Impaired charges laid in afternoon crash near Port Franks
The provincial election’s Petrolia connection
June 2, 2014
If you look at the numbers alone, the odds are pretty good that the next MPP for Sarnia-Lambton will be from Petrolia.
While Liberal Candidate Anne Marie Gillis and the NDP’s Brian White hail from Sarnia – one of the namesakes of the riding – three of the five candidates all make Petrolia their home.
Andrew Falby of the Libertarian Party in downtown Petrolia while PC Bob Bailey and Green Candidate Kevin Shaw are neighbours on First Ave.
Bailey and Shaw have just four homes between them; Shaw went to school with Bailey’s twin boys and now his children attend the same school as Bailey’s grandchildren.
There are drawbacks to living so close to each other. Bailey and Shaw were both recently concerned when campaign signs in their neighbourhood disappeared. While it was the work of a few young thrill-seekers, both Shaw and Bailey worried they might take the blame.
Falby and Bailey don’t live on the same street, but they’re quite familiar after debating each other over the course of a couple of elections.
So we asked the trio while they sat in the sunshine at the Petrolia Farmers’ Market – is there something about Petrolia that makes people more political. “I think people in small towns feel the have more of a chance to get involved and to make a difference,” says Shaw who moved back to Petrolia after spending time in Toronto.
Falby says it may just have to do with the pace of everyday life. “In Toronto everything is too fast; it’s not people friendly anymore,” he says adding they may not believe they can make a difference. “We in the rural areas still have more of the ingrained pioneer spirit of our fore-bearers. We have more time to reflect, to ponder at the slower pace living in the country than out cousins in the big cities, and that down to earth resiliency is the major difference and I believe to be a major often hidden asset.”

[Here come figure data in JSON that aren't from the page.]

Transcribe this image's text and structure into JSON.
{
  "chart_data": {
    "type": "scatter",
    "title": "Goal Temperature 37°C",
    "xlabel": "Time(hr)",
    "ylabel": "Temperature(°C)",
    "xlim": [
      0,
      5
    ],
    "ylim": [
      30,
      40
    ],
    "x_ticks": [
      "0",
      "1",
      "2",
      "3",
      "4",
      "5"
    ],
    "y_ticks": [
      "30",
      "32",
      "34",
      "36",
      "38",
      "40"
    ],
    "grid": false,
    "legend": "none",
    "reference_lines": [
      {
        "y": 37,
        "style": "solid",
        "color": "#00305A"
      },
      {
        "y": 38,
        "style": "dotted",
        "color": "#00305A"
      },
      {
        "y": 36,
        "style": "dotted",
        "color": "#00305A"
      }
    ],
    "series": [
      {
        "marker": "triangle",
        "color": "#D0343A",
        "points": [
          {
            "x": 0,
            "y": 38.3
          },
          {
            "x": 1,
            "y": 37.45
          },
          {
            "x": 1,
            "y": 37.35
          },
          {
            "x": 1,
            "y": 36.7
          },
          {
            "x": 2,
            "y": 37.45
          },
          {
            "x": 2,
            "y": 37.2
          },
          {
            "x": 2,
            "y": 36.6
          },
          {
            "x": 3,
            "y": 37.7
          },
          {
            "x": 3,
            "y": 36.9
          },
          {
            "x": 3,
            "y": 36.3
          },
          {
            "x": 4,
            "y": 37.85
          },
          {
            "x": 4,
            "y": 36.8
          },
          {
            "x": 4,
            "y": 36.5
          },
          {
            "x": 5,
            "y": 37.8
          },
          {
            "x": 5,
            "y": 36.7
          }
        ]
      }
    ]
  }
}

While the postal code of the candidates only be an interesting fact of the election and not a factor in who wins the June 12 vote, Bailey says there could be a case made for Petrolia being home to some of the regions best politicians.
“Since 1894, 10 federal or provincial members were from Petrolia – and I included Enniskillen with that,” he says. That list includes MPs Alfred Gurd, George Moncrief, two Fairbanks (J.H. and Charles Sr.) Joe Armstrong (widely credited as the father of rural mail delivery) and more recently Lorne Henderson and Marcel Beaubien.
Bailey believes in the early days many oil men were elected because “people in involved in the oil industry were well known…with lots of connections.”